MATERIAL HISTORIES
The past and present coexist within an intricate tapestry of history, family, traumas, and imagined futures. They are accessible through the physical structures that bind us to both aspirations and memory. Material Histories showcases the work of 2024 Winter/Spring Artists-In-Residence, Johnny Floyd, Asa Jackson, Adrian Rhodes, and Carlie Trosclair, whose practices investigate these echoes of our collective pasts, speaking through the materiality of our cultural landscapes and architectures.
Painter Johnny Floyd examines the Black experience in America through vibrant color. In his figurative paintings, the Black Body is both disconnecting from a historically oppressive gaze and gazing forward into a future in which Blackness is a sustainable condition in the United States. His practice is a process-driven rumination on the intersection of classical mythologies, ancestral connection, modern Black cultural artifacts, and historical records.
Asa Jackson works as a multidisciplinary artist exploring the cross section of textiles
from various countries, peoples, time periods, and personal histories.
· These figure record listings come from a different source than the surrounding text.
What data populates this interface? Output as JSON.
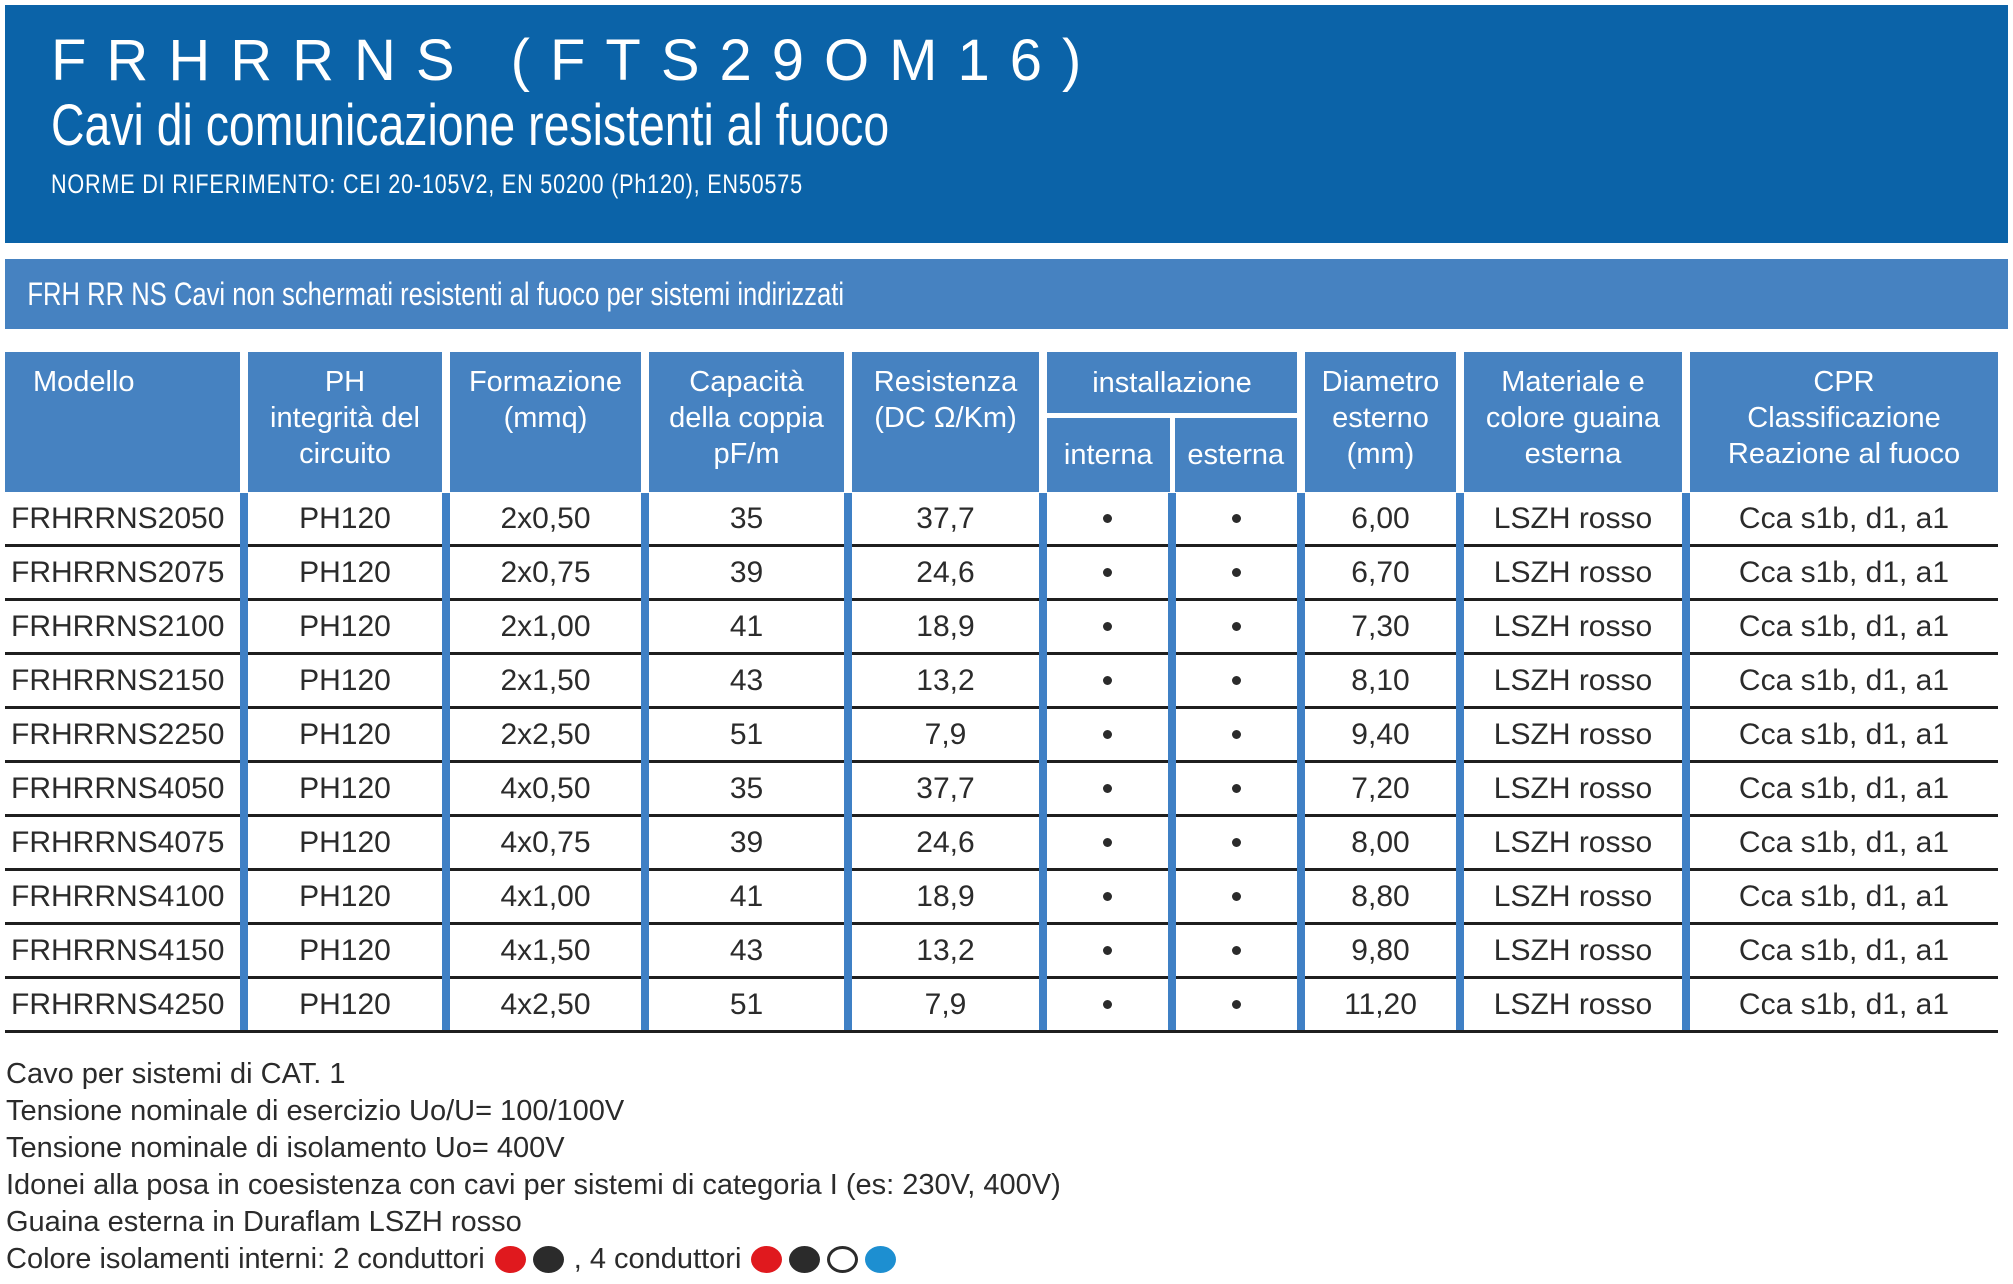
{
  "header": {
    "title": "FRHRRNS (FTS29OM16)",
    "subtitle": "Cavi di comunicazione resistenti al fuoco",
    "norms": "NORME DI RIFERIMENTO: CEI 20-105V2, EN 50200 (Ph120), EN50575"
  },
  "banner": {
    "text": "FRH RR NS Cavi non schermati resistenti al fuoco per sistemi indirizzati"
  },
  "table": {
    "columns": {
      "modello": "Modello",
      "ph": "PH\nintegrità del\ncircuito",
      "formazione": "Formazione\n(mmq)",
      "capacita": "Capacità\ndella coppia\npF/m",
      "resistenza": "Resistenza\n(DC Ω/Km)",
      "installazione": "installazione",
      "interna": "interna",
      "esterna": "esterna",
      "diametro": "Diametro\nesterno\n(mm)",
      "materiale": "Materiale e\ncolore guaina\nesterna",
      "cpr": "CPR\nClassificazione\nReazione al fuoco"
    },
    "rows": [
      {
        "modello": "FRHRRNS2050",
        "ph": "PH120",
        "formazione": "2x0,50",
        "capacita": "35",
        "resistenza": "37,7",
        "interna": true,
        "esterna": true,
        "diametro": "6,00",
        "materiale": "LSZH rosso",
        "cpr": "Cca s1b, d1, a1"
      },
      {
        "modello": "FRHRRNS2075",
        "ph": "PH120",
        "formazione": "2x0,75",
        "capacita": "39",
        "resistenza": "24,6",
        "interna": true,
        "esterna": true,
        "diametro": "6,70",
        "materiale": "LSZH rosso",
        "cpr": "Cca s1b, d1, a1"
      },
      {
        "modello": "FRHRRNS2100",
        "ph": "PH120",
        "formazione": "2x1,00",
        "capacita": "41",
        "resistenza": "18,9",
        "interna": true,
        "esterna": true,
        "diametro": "7,30",
        "materiale": "LSZH rosso",
        "cpr": "Cca s1b, d1, a1"
      },
      {
        "modello": "FRHRRNS2150",
        "ph": "PH120",
        "formazione": "2x1,50",
        "capacita": "43",
        "resistenza": "13,2",
        "interna": true,
        "esterna": true,
        "diametro": "8,10",
        "materiale": "LSZH rosso",
        "cpr": "Cca s1b, d1, a1"
      },
      {
        "modello": "FRHRRNS2250",
        "ph": "PH120",
        "formazione": "2x2,50",
        "capacita": "51",
        "resistenza": "7,9",
        "interna": true,
        "esterna": true,
        "diametro": "9,40",
        "materiale": "LSZH rosso",
        "cpr": "Cca s1b, d1, a1"
      },
      {
        "modello": "FRHRRNS4050",
        "ph": "PH120",
        "formazione": "4x0,50",
        "capacita": "35",
        "resistenza": "37,7",
        "interna": true,
        "esterna": true,
        "diametro": "7,20",
        "materiale": "LSZH rosso",
        "cpr": "Cca s1b, d1, a1"
      },
      {
        "modello": "FRHRRNS4075",
        "ph": "PH120",
        "formazione": "4x0,75",
        "capacita": "39",
        "resistenza": "24,6",
        "interna": true,
        "esterna": true,
        "diametro": "8,00",
        "materiale": "LSZH rosso",
        "cpr": "Cca s1b, d1, a1"
      },
      {
        "modello": "FRHRRNS4100",
        "ph": "PH120",
        "formazione": "4x1,00",
        "capacita": "41",
        "resistenza": "18,9",
        "interna": true,
        "esterna": true,
        "diametro": "8,80",
        "materiale": "LSZH rosso",
        "cpr": "Cca s1b, d1, a1"
      },
      {
        "modello": "FRHRRNS4150",
        "ph": "PH120",
        "formazione": "4x1,50",
        "capacita": "43",
        "resistenza": "13,2",
        "interna": true,
        "esterna": true,
        "diametro": "9,80",
        "materiale": "LSZH rosso",
        "cpr": "Cca s1b, d1, a1"
      },
      {
        "modello": "FRHRRNS4250",
        "ph": "PH120",
        "formazione": "4x2,50",
        "capacita": "51",
        "resistenza": "7,9",
        "interna": true,
        "esterna": true,
        "diametro": "11,20",
        "materiale": "LSZH rosso",
        "cpr": "Cca s1b, d1, a1"
      }
    ]
  },
  "notes": [
    "Cavo per sistemi di CAT. 1",
    "Tensione nominale di esercizio Uo/U= 100/100V",
    "Tensione nominale di isolamento Uo= 400V",
    "Idonei alla posa in coesistenza con cavi per sistemi di categoria I (es: 230V, 400V)",
    "Guaina esterna in Duraflam LSZH rosso"
  ],
  "legend": {
    "text_before": "Colore isolamenti interni: 2 conduttori",
    "text_middle": ", 4 conduttori",
    "dots_two": [
      {
        "name": "red",
        "hex": "#e0191e"
      },
      {
        "name": "black",
        "hex": "#2b2b2b"
      }
    ],
    "dots_four": [
      {
        "name": "red",
        "hex": "#e0191e"
      },
      {
        "name": "black",
        "hex": "#2b2b2b"
      },
      {
        "name": "white",
        "hex": "#ffffff",
        "border": "#2b2b2b"
      },
      {
        "name": "blue",
        "hex": "#1d8fd1"
      }
    ]
  },
  "colors": {
    "banner_dark": "#0b63a8",
    "banner_light": "#4682c1",
    "grid_blue": "#3f80c5",
    "line_dark": "#1f1f1f",
    "dot_red": "#e0191e",
    "dot_black": "#2b2b2b",
    "dot_white": "#ffffff",
    "dot_blue": "#1d8fd1"
  }
}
His artworks weave together the lives of myriad people reflecting their collective and individual stories. Past and present co-exist in the cut and sewn fabrics of Jackson’s visualized biographies.
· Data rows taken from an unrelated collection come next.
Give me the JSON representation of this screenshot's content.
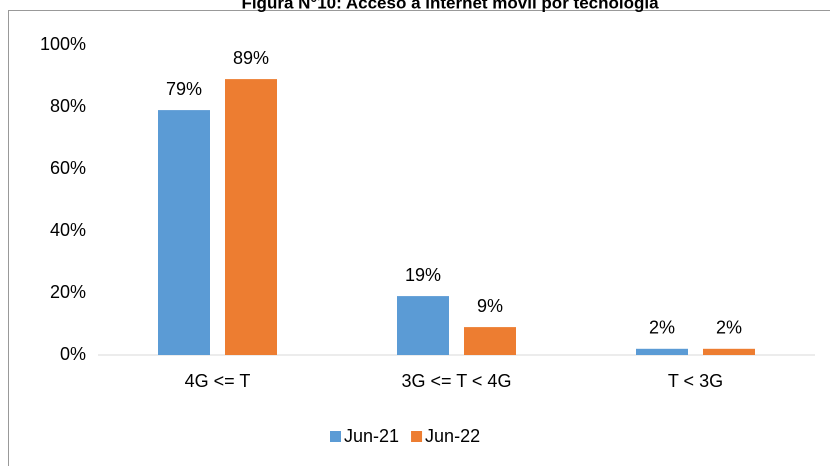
{
  "chart_data": {
    "type": "bar",
    "title": "Figura N°10: Acceso a internet móvil por tecnología",
    "categories": [
      "4G <= T",
      "3G <= T < 4G",
      "T < 3G"
    ],
    "series": [
      {
        "name": "Jun-21",
        "color": "#5b9bd5",
        "values": [
          79,
          19,
          2
        ],
        "value_labels": [
          "79%",
          "19%",
          "2%"
        ]
      },
      {
        "name": "Jun-22",
        "color": "#ed7d31",
        "values": [
          89,
          9,
          2
        ],
        "value_labels": [
          "89%",
          "9%",
          "2%"
        ]
      }
    ],
    "ylim": [
      0,
      100
    ],
    "yticks": [
      {
        "value": 0,
        "label": "0%"
      },
      {
        "value": 20,
        "label": "20%"
      },
      {
        "value": 40,
        "label": "40%"
      },
      {
        "value": 60,
        "label": "60%"
      },
      {
        "value": 80,
        "label": "80%"
      },
      {
        "value": 100,
        "label": "100%"
      }
    ],
    "grid": false,
    "legend": "bottom"
  }
}
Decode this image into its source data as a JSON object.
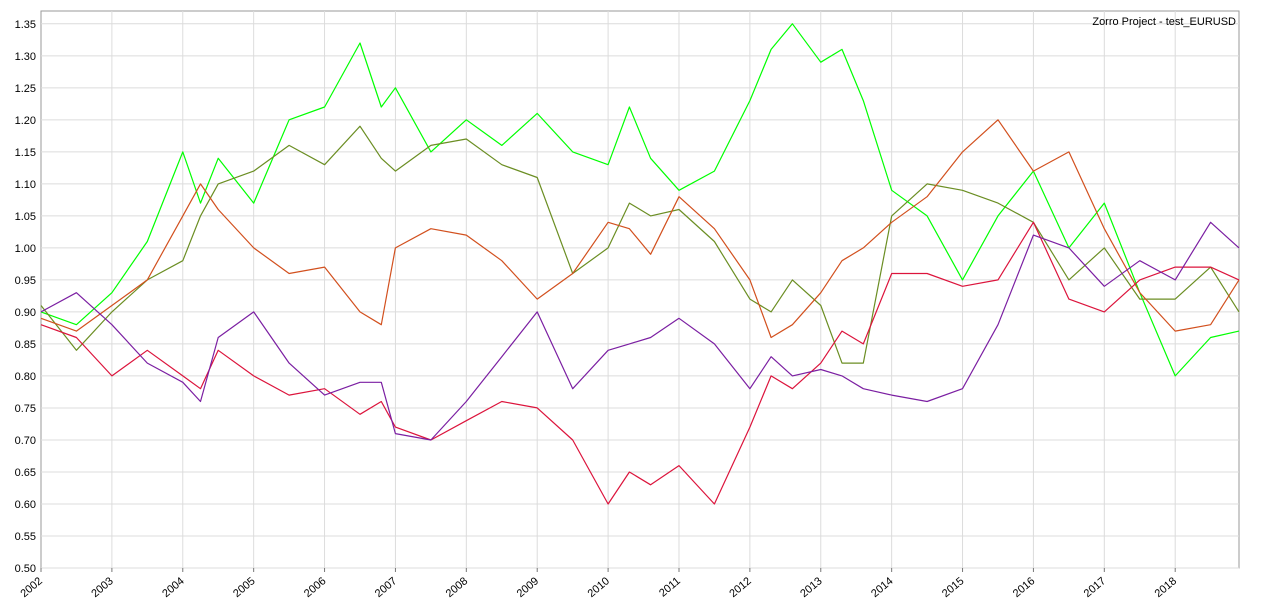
{
  "window": {
    "title": "Zorro Project - test_EURUSD"
  },
  "chart_data": {
    "type": "line",
    "title": "Zorro Project - test_EURUSD",
    "xlabel": "",
    "ylabel": "",
    "xlim": [
      2002.0,
      2018.9
    ],
    "ylim": [
      0.5,
      1.37
    ],
    "x_ticks": [
      "2002",
      "2003",
      "2004",
      "2005",
      "2006",
      "2007",
      "2008",
      "2009",
      "2010",
      "2011",
      "2012",
      "2013",
      "2014",
      "2015",
      "2016",
      "2017",
      "2018"
    ],
    "y_ticks": [
      "0.50",
      "0.55",
      "0.60",
      "0.65",
      "0.70",
      "0.75",
      "0.80",
      "0.85",
      "0.90",
      "0.95",
      "1.00",
      "1.05",
      "1.10",
      "1.15",
      "1.20",
      "1.25",
      "1.30",
      "1.35"
    ],
    "grid": true,
    "legend": "none",
    "x": [
      2002.0,
      2002.5,
      2003.0,
      2003.5,
      2004.0,
      2004.25,
      2004.5,
      2005.0,
      2005.5,
      2006.0,
      2006.5,
      2006.8,
      2007.0,
      2007.5,
      2008.0,
      2008.5,
      2009.0,
      2009.5,
      2010.0,
      2010.3,
      2010.6,
      2011.0,
      2011.5,
      2012.0,
      2012.3,
      2012.6,
      2013.0,
      2013.3,
      2013.6,
      2014.0,
      2014.5,
      2015.0,
      2015.5,
      2016.0,
      2016.5,
      2017.0,
      2017.5,
      2018.0,
      2018.5,
      2018.9
    ],
    "series": [
      {
        "color": "#00ff00",
        "values": [
          0.9,
          0.88,
          0.93,
          1.01,
          1.15,
          1.07,
          1.14,
          1.07,
          1.2,
          1.22,
          1.32,
          1.22,
          1.25,
          1.15,
          1.2,
          1.16,
          1.21,
          1.15,
          1.13,
          1.22,
          1.14,
          1.09,
          1.12,
          1.23,
          1.31,
          1.35,
          1.29,
          1.31,
          1.23,
          1.09,
          1.05,
          0.95,
          1.05,
          1.12,
          1.0,
          1.07,
          0.93,
          0.8,
          0.86,
          0.87
        ]
      },
      {
        "color": "#6b8e23",
        "values": [
          0.91,
          0.84,
          0.9,
          0.95,
          0.98,
          1.05,
          1.1,
          1.12,
          1.16,
          1.13,
          1.19,
          1.14,
          1.12,
          1.16,
          1.17,
          1.13,
          1.11,
          0.96,
          1.0,
          1.07,
          1.05,
          1.06,
          1.01,
          0.92,
          0.9,
          0.95,
          0.91,
          0.82,
          0.82,
          1.05,
          1.1,
          1.09,
          1.07,
          1.04,
          0.95,
          1.0,
          0.92,
          0.92,
          0.97,
          0.9
        ]
      },
      {
        "color": "#d2501e",
        "values": [
          0.89,
          0.87,
          0.91,
          0.95,
          1.05,
          1.1,
          1.06,
          1.0,
          0.96,
          0.97,
          0.9,
          0.88,
          1.0,
          1.03,
          1.02,
          0.98,
          0.92,
          0.96,
          1.04,
          1.03,
          0.99,
          1.08,
          1.03,
          0.95,
          0.86,
          0.88,
          0.93,
          0.98,
          1.0,
          1.04,
          1.08,
          1.15,
          1.2,
          1.12,
          1.15,
          1.03,
          0.93,
          0.87,
          0.88,
          0.95
        ]
      },
      {
        "color": "#dc143c",
        "values": [
          0.88,
          0.86,
          0.8,
          0.84,
          0.8,
          0.78,
          0.84,
          0.8,
          0.77,
          0.78,
          0.74,
          0.76,
          0.72,
          0.7,
          0.73,
          0.76,
          0.75,
          0.7,
          0.6,
          0.65,
          0.63,
          0.66,
          0.6,
          0.72,
          0.8,
          0.78,
          0.82,
          0.87,
          0.85,
          0.96,
          0.96,
          0.94,
          0.95,
          1.04,
          0.92,
          0.9,
          0.95,
          0.97,
          0.97,
          0.95
        ]
      },
      {
        "color": "#7b1fa2",
        "values": [
          0.9,
          0.93,
          0.88,
          0.82,
          0.79,
          0.76,
          0.86,
          0.9,
          0.82,
          0.77,
          0.79,
          0.79,
          0.71,
          0.7,
          0.76,
          0.83,
          0.9,
          0.78,
          0.84,
          0.85,
          0.86,
          0.89,
          0.85,
          0.78,
          0.83,
          0.8,
          0.81,
          0.8,
          0.78,
          0.77,
          0.76,
          0.78,
          0.88,
          1.02,
          1.0,
          0.94,
          0.98,
          0.95,
          1.04,
          1.0
        ]
      }
    ]
  }
}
Adrian Rhodes utilizes printmaking to explore the desire to separate from your past and return to it in the same breath. She creates a framework through repetition in which to sit with the heavy thoughts of grief, the passage of time, the fleeting nature of joy, and the struggle to hold contradictory feelings simultaneously. This iconography-in-ink is about the people who should be in the room and are not there - the presence of absence.
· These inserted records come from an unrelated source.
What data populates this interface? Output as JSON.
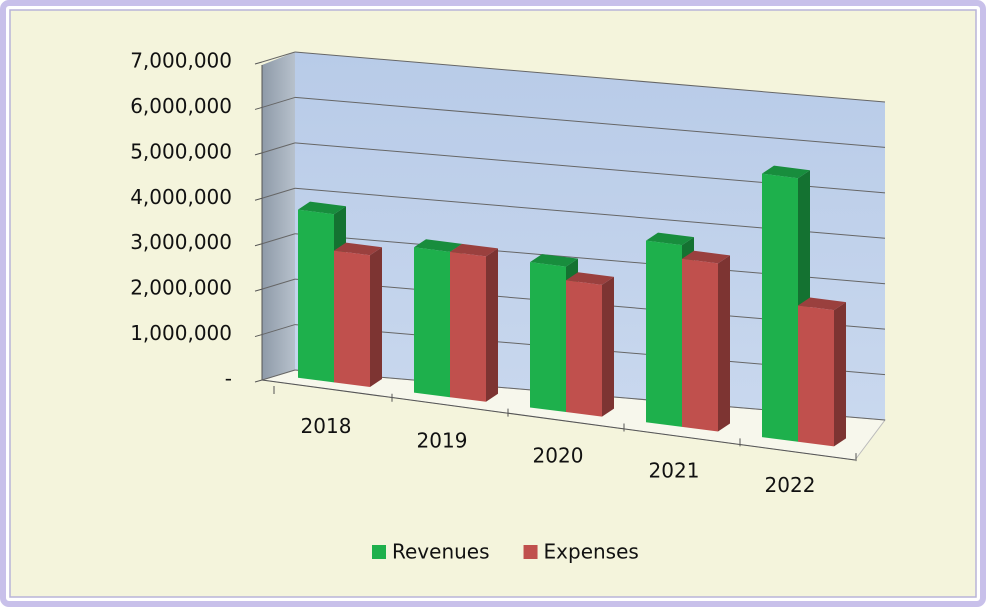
{
  "chart_data": {
    "type": "bar3d",
    "categories": [
      "2018",
      "2019",
      "2020",
      "2021",
      "2022"
    ],
    "series": [
      {
        "name": "Revenues",
        "color": "#1eb04c",
        "values": [
          3700000,
          3200000,
          3200000,
          4000000,
          5800000
        ]
      },
      {
        "name": "Expenses",
        "color": "#c0504d",
        "values": [
          2900000,
          3200000,
          2900000,
          3700000,
          3000000
        ]
      }
    ],
    "ylim": [
      0,
      7000000
    ],
    "yticks": [
      {
        "value": 0,
        "label": "-"
      },
      {
        "value": 1000000,
        "label": "1,000,000"
      },
      {
        "value": 2000000,
        "label": "2,000,000"
      },
      {
        "value": 3000000,
        "label": "3,000,000"
      },
      {
        "value": 4000000,
        "label": "4,000,000"
      },
      {
        "value": 5000000,
        "label": "5,000,000"
      },
      {
        "value": 6000000,
        "label": "6,000,000"
      },
      {
        "value": 7000000,
        "label": "7,000,000"
      }
    ],
    "grid": true,
    "legend": "bottom"
  }
}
Architecturally influenced multimedia artist Carlie Trosclair transports entire genealogies into the physical realm using latex as an architectural skin. Paper-thin casts reshape the narrative of home as a sturdy, secure space into one that is vulnerable and ephemeral. These ghostlike imprints create a space that is transient and ever changing: both structurally and in our memory. These become the shells we leave behind; Relics of habitation and homemaking.